Two companies stand at the forefront of the continuous glucose monitoring (CGM) systems market. Abbott Laboratories (NYSE:ABT) has enjoyed tremendous success with its Freestyle Libre CGM. Dexcom (NASDAQ:DXCM) has also seen sales skyrocket for its G6 CGM.
Shares of both companies have performed really well over the past couple of years. But which stock is the better pick for long-term investors now? Here's how Abbott and Dexcom stack up against each other.
The case for Abbot Labs
Abbott Labs ranks as the second-biggest medical device stock on the market based on market cap. But the company doesn't focus exclusively on medical devices. Abbott also has multibillion-dollar established pharmaceuticals, diagnostics, and nutritional products businesses.
The main reason to consider buying Abbott Labs is that it should be in a great position to deliver a solid total return to long-term investors. One component of that total return is Abbott's dividend, which currently yields 1.5%. Abbott is a member of the elite group of stocks known as Dividend Aristocrats and has increased its dividend for 47 consecutive years. The company has paid a dividend every quarter since 1924.

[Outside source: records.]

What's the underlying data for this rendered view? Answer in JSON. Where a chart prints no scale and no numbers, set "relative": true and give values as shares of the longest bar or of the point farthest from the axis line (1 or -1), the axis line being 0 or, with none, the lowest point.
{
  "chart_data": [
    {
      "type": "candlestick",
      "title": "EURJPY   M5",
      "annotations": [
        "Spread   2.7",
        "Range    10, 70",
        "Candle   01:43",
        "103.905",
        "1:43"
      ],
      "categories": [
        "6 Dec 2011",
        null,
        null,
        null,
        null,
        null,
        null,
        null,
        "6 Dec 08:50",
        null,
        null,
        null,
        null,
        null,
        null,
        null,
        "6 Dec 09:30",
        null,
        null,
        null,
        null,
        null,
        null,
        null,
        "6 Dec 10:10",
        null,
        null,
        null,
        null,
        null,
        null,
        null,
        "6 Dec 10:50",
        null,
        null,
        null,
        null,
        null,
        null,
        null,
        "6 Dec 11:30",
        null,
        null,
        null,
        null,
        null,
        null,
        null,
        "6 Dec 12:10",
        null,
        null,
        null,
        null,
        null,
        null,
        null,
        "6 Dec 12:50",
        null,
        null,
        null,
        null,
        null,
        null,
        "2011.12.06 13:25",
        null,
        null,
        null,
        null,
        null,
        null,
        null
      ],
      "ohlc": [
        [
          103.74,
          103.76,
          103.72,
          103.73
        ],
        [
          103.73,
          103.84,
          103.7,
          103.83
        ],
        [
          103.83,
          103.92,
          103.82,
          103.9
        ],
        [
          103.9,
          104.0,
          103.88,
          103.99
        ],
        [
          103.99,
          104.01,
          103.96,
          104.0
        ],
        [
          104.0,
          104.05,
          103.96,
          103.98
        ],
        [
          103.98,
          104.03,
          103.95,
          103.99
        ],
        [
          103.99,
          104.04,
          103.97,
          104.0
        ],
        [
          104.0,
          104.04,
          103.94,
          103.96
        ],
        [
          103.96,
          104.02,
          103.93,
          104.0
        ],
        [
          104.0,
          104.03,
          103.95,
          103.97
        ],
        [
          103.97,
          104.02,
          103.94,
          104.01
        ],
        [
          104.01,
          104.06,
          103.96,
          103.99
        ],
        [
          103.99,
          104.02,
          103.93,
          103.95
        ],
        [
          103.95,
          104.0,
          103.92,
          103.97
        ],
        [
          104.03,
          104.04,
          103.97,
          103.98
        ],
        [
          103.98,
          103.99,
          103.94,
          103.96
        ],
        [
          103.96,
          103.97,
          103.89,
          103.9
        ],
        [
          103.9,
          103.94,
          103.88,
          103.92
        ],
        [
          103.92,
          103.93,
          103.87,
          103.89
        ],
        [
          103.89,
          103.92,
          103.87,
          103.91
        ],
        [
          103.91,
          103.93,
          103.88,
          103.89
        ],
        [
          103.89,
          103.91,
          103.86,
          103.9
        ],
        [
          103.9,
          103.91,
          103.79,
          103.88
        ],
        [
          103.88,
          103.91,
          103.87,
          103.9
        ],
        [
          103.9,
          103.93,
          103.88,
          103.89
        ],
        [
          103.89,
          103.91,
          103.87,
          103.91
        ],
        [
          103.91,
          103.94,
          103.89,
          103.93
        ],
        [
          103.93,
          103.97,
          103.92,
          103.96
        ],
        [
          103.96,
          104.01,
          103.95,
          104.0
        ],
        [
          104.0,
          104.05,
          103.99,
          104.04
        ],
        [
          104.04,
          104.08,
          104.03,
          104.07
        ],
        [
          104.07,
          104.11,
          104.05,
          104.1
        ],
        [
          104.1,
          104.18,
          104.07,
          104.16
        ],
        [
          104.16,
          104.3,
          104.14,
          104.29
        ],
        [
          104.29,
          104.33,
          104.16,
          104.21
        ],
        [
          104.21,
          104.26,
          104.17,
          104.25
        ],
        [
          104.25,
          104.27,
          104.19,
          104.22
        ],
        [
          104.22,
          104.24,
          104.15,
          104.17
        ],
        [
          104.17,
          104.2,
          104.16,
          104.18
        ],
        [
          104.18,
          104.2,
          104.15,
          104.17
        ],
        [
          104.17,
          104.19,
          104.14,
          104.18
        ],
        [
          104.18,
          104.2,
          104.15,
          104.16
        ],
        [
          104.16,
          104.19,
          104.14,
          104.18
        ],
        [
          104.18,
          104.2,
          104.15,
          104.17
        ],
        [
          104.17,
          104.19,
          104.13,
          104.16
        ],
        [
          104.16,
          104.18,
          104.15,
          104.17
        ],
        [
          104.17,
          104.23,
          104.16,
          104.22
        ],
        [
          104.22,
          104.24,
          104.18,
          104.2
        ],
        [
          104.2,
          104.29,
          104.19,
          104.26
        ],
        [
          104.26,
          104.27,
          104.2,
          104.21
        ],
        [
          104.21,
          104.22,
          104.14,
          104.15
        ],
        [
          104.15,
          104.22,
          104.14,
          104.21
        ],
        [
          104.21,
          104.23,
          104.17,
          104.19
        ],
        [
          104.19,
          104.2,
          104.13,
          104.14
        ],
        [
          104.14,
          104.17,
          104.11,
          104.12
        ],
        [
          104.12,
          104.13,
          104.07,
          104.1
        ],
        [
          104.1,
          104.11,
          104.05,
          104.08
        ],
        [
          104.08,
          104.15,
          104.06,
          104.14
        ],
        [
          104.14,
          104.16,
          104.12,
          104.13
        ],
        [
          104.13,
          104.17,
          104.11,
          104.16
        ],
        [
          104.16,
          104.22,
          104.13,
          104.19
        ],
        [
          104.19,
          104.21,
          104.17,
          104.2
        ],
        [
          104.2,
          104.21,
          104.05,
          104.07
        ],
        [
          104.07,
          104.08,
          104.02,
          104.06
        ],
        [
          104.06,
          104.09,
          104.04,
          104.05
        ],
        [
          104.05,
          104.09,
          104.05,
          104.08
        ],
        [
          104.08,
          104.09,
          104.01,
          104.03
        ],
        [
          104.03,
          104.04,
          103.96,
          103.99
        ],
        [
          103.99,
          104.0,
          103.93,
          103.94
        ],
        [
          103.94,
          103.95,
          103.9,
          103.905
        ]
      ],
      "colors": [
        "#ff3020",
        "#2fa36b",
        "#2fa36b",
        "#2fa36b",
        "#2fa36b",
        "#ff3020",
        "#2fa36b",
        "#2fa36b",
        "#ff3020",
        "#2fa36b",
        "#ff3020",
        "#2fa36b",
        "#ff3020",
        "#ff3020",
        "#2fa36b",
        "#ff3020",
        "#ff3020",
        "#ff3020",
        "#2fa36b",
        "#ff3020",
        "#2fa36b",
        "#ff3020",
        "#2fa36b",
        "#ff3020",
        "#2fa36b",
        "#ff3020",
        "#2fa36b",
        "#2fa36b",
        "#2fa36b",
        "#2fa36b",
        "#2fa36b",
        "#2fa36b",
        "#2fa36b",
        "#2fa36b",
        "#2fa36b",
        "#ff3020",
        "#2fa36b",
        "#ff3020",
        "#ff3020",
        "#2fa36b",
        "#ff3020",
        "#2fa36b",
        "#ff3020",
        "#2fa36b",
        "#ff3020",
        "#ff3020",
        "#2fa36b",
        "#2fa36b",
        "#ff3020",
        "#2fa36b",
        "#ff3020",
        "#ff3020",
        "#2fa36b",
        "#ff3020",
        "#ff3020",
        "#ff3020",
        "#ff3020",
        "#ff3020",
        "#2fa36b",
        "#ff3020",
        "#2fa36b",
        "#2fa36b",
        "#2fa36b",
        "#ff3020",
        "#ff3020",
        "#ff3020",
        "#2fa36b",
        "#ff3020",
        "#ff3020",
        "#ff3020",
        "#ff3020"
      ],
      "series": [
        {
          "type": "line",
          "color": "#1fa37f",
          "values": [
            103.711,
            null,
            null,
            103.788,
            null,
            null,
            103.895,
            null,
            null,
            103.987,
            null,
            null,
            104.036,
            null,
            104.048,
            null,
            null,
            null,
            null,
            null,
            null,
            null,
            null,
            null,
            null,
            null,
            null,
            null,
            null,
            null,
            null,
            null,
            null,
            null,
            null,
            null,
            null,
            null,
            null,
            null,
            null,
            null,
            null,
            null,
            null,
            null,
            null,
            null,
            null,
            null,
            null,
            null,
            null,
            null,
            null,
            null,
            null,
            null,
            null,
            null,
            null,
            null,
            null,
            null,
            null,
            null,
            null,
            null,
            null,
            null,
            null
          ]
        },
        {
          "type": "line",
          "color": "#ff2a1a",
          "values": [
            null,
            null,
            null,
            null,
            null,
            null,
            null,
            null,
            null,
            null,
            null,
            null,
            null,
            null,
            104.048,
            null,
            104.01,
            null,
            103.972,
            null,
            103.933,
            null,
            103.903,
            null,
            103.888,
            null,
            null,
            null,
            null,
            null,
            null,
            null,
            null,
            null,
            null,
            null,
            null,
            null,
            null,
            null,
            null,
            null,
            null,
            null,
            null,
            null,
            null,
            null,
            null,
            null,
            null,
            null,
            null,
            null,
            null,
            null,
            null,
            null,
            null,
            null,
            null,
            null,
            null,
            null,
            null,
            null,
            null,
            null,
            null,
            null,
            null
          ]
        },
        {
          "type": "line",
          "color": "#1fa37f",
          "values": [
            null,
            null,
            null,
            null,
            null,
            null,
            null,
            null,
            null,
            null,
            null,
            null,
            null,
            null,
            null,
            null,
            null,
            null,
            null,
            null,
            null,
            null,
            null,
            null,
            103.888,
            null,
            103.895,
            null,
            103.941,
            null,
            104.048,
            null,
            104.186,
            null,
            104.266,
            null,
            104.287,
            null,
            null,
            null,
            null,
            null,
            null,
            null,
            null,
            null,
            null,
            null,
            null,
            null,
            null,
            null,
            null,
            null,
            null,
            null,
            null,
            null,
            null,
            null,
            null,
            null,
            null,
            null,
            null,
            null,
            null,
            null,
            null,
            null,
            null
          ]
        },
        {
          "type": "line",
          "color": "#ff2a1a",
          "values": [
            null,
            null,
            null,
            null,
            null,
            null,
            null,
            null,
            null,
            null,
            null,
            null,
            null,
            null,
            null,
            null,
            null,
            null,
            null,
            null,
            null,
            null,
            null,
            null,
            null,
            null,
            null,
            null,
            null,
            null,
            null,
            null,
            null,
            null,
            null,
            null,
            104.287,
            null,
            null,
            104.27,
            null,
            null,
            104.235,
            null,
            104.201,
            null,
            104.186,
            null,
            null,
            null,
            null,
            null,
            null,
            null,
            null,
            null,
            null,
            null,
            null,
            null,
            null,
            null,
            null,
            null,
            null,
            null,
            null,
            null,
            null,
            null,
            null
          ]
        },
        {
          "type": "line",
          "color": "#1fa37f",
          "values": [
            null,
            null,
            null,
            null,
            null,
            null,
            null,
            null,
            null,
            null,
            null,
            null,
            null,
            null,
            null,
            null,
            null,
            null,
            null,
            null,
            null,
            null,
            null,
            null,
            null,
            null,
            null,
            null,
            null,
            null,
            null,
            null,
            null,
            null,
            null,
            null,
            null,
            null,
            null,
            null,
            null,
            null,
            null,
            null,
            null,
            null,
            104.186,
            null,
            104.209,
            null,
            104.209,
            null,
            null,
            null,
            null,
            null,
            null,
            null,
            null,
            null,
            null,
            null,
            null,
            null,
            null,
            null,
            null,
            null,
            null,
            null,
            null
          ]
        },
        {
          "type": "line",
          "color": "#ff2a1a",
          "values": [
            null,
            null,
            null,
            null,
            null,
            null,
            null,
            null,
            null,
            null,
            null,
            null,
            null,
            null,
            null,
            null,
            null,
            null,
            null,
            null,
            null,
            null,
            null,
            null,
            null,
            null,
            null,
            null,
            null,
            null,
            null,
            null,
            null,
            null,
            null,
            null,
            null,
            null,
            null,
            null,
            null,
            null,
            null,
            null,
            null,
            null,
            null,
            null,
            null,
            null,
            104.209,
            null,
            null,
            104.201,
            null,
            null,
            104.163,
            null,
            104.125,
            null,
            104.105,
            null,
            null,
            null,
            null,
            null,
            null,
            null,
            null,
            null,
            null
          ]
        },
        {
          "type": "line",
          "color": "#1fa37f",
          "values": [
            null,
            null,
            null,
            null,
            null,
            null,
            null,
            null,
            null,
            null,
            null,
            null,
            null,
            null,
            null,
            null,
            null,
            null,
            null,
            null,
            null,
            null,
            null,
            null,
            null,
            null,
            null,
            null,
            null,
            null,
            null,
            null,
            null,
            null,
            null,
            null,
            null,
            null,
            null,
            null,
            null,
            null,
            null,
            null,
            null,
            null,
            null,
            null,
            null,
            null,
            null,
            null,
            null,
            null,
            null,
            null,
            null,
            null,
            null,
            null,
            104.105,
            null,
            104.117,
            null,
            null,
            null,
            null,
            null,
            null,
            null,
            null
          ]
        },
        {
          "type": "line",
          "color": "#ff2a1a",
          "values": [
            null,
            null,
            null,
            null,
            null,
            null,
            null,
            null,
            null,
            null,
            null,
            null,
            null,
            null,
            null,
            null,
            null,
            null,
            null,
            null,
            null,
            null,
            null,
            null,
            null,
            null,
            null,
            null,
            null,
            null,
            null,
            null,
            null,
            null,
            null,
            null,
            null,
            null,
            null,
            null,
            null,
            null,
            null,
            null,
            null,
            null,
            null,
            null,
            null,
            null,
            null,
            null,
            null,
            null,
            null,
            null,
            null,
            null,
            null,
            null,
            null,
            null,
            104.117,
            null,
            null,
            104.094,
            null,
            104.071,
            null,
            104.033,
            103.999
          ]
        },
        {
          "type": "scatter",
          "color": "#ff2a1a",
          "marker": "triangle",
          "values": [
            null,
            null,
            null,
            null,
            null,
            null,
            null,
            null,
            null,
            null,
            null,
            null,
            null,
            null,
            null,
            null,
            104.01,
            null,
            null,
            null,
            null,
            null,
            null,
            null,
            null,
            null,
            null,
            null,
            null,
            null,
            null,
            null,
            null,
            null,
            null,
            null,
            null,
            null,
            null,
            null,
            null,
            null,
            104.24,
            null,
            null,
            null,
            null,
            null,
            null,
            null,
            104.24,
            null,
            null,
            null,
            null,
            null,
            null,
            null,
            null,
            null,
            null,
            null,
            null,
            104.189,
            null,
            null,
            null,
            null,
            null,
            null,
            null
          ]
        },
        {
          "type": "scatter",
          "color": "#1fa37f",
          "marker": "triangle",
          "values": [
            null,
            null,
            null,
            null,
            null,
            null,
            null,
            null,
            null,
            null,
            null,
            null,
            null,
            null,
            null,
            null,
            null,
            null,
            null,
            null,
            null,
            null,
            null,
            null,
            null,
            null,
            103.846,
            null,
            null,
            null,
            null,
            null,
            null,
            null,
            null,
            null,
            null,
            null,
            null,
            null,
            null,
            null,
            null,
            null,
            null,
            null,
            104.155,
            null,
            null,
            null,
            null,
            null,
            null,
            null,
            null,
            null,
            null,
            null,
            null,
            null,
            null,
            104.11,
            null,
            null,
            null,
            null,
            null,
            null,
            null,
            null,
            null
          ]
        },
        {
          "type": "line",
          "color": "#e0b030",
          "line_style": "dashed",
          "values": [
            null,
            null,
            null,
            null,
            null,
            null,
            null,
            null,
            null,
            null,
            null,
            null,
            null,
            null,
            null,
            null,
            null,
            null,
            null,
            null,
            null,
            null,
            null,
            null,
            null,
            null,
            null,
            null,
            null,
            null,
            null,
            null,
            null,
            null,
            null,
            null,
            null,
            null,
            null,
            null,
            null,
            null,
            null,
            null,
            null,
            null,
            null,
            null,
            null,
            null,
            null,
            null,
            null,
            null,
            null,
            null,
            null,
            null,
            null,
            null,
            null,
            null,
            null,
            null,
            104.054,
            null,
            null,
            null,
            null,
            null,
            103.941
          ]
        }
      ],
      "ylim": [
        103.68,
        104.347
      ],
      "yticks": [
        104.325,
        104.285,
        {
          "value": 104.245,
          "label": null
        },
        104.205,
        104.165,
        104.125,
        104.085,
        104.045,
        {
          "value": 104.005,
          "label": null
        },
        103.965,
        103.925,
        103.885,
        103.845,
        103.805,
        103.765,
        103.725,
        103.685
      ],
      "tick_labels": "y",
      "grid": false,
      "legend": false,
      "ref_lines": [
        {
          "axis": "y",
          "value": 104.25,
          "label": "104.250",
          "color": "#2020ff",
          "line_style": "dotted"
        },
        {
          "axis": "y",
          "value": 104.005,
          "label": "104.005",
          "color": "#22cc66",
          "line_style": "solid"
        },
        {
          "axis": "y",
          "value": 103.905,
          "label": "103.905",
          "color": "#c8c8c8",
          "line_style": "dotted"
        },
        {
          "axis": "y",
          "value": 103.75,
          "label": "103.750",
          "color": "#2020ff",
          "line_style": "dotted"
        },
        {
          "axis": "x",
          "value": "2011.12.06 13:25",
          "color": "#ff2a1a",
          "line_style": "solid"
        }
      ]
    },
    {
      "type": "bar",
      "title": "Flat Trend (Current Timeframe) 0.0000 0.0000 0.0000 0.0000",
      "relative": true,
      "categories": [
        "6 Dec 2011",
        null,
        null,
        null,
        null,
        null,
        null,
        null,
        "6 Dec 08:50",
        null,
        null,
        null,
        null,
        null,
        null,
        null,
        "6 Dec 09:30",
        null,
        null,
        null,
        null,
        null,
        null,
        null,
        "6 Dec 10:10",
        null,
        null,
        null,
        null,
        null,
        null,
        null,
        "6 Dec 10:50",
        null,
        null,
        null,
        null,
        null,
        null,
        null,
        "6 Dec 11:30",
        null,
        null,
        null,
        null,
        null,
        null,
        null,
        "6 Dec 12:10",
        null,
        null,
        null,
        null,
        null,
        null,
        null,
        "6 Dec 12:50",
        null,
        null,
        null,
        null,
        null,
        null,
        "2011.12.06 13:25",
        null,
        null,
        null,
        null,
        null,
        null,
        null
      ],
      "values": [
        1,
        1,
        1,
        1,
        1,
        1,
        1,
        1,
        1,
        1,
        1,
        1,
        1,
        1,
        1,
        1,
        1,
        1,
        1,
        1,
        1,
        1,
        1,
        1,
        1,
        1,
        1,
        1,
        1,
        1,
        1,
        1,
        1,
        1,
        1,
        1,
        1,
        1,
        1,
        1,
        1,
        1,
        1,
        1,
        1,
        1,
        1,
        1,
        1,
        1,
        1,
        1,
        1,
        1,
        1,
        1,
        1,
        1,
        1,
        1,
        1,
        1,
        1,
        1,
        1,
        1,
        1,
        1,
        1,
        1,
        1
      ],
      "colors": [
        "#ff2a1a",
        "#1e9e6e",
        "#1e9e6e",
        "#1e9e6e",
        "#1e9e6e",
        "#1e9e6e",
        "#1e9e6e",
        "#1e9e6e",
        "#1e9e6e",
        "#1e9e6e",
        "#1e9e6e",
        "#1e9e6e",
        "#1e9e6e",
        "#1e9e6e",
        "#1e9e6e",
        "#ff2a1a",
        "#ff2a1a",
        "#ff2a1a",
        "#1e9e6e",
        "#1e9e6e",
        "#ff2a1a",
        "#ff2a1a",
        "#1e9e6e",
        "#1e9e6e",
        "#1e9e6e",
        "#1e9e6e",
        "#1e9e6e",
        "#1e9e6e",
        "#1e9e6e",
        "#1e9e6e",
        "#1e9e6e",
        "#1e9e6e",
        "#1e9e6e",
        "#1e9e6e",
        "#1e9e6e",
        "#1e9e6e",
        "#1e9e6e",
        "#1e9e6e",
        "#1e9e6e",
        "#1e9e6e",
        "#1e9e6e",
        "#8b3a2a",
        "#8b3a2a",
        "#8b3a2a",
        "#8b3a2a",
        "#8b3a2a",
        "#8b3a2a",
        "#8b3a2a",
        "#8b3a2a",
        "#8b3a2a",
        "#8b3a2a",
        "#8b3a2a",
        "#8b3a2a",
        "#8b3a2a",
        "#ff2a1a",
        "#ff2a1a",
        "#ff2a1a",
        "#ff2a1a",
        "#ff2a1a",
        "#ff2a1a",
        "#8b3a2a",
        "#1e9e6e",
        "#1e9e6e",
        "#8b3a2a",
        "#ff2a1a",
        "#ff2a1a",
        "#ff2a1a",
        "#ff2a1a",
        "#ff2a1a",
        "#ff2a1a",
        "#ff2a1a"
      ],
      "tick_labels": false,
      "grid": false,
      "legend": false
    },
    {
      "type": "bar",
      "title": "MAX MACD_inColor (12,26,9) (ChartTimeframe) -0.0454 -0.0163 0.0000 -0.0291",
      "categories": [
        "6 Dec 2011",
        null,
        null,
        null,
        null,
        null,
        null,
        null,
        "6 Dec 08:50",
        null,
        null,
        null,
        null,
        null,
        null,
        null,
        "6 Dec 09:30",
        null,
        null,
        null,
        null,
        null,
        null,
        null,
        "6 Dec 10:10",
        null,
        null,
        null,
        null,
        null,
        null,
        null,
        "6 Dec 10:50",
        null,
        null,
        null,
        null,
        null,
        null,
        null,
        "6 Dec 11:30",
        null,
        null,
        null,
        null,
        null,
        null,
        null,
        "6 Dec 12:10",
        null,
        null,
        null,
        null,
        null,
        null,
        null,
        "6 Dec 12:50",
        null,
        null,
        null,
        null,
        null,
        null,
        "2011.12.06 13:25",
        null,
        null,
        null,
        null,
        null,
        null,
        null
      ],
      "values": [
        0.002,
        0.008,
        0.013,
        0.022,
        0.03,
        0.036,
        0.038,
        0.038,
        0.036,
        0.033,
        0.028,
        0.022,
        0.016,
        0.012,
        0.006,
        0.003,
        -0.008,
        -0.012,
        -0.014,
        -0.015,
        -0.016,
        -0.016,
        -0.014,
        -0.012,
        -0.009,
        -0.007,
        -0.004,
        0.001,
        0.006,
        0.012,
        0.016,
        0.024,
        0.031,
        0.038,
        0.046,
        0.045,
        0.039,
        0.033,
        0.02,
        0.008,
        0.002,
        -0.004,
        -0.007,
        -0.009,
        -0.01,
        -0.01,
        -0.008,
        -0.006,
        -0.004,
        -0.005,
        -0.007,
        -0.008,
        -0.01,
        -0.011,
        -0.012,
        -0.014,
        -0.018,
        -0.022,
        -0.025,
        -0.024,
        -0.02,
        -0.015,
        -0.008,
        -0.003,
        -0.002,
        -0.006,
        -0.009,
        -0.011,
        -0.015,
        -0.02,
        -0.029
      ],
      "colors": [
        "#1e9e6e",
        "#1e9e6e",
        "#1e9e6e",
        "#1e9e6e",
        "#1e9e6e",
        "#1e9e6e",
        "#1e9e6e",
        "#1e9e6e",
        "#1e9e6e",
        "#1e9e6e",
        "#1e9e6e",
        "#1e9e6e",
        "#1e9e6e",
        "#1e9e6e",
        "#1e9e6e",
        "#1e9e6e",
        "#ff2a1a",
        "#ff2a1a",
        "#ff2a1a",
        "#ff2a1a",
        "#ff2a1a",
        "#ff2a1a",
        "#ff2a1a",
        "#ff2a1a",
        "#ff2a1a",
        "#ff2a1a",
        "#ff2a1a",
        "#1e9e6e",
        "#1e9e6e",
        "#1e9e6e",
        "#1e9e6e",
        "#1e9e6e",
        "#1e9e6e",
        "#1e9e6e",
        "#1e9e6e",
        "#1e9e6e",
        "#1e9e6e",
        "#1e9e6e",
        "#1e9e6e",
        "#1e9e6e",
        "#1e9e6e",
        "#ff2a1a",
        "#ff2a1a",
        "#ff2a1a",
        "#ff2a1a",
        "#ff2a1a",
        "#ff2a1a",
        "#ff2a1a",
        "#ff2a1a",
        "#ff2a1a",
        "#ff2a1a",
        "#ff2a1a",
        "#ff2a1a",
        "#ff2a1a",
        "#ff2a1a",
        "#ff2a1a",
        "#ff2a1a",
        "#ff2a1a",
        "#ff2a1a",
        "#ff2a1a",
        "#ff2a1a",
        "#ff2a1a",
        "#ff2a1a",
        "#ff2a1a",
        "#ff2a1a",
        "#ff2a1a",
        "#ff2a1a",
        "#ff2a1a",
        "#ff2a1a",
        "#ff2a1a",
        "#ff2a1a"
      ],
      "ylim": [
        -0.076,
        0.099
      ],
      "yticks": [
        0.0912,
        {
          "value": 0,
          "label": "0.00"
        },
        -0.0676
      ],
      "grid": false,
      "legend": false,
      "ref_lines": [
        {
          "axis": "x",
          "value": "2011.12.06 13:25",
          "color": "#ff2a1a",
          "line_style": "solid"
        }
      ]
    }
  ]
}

But the case for Abbott isn't limited to its strong dividend. Wall Street analysts project the company will grow its earnings by an average of nearly 12% annually over the next five years.
A key driver for that growth will almost certainly be Abbott's Freestyle Libre CGM. Abbott CEO Miles White stated in the company's second-quarter conference call that he thinks the company's second version of the Libre device, which will meet U.S. standards for integrated continuous glucose monitoring systems, should generate annual sales of at least $5 billion in the not-too-distant future.
Abbott should also be able to count on strong growth from its structural heart business, with its MitraClip device for treating mitral regurgitation leading the way. The company's diagnostics business also appears to be in a solid position to deliver growth, thanks in large part to the continued momentum for its Alinity diagnostic instruments.
It's possible that Abbott could make additional acquisitions to fuel growth even more. However, with its strong organic growth prospects, the company doesn't have to complete any significant transactions to deliver an attractive return over the long run.
The case for Dexcom
Dexcom isn't the healthcare giant that Abbott is. It doesn't pay a dividend as Abbott does. But Dexcom's growth prospects appear to be fantastic.
Analysts think Dexcom will be able to deliver average annual earnings growth of 140% over the next five years. Is that sizzling rate of growth really possible? I think so.
The key is the continued rapid adoption of Dexcom's G6 CGM system. Thanks to tremendous sales growth for the G6, Dexcom trounced consensus revenue and earnings estimates in the second quarter. The company also boosted its full-year revenue outlook.
Dexcom is on track to double its manufacturing capacity for its G6 devices this year. This increase was needed to enable the company to beef up its sales efforts outside of the U.S. But Dexcom also anticipates even more sales growth inside the U.S., especially as it launches the G6 system to Medicare patients.
The company isn't resting on its laurels. Dexcom hopes to launch a new and improved CGM device called the G7 by early 2021 at the latest. The G7 will be smaller than the G6 and will be more cost-effective. This should help Dexcom compete better against Abbott's new Libre version.
Dexcom also thinks that the G7 could enable it to expand into adjacent markets. The company especially likes opportunities for CGM in gestational diabetes monitoring and the intermittent monitoring of diabetes in hospital patients.
If you like win-win decisions, the choice between Abbott and Dexcom will be right up your alley. I don't think investors would go wrong buying either stock.
My view is that which stock to pick depends primarily on your investing style. If you're retired and are seeking income, Abbott is definitely the better stock to buy with its long track record of dividend increases. Even if you're younger, Abbott would be more suited for you if you're a relatively conservative investor. While Abbott would also be a solid stock for growth-oriented investors, Dexcom might be more attractive for aggressive growth investors.
Keep in mind that the risks associated with investing in healthcare stocks are elevated right now as next year's national elections approach. The potential for major healthcare reform could take a toll even on solid healthcare stocks like Abbott and Dexcom. However, I think that the long-term prospects for both stocks are very good.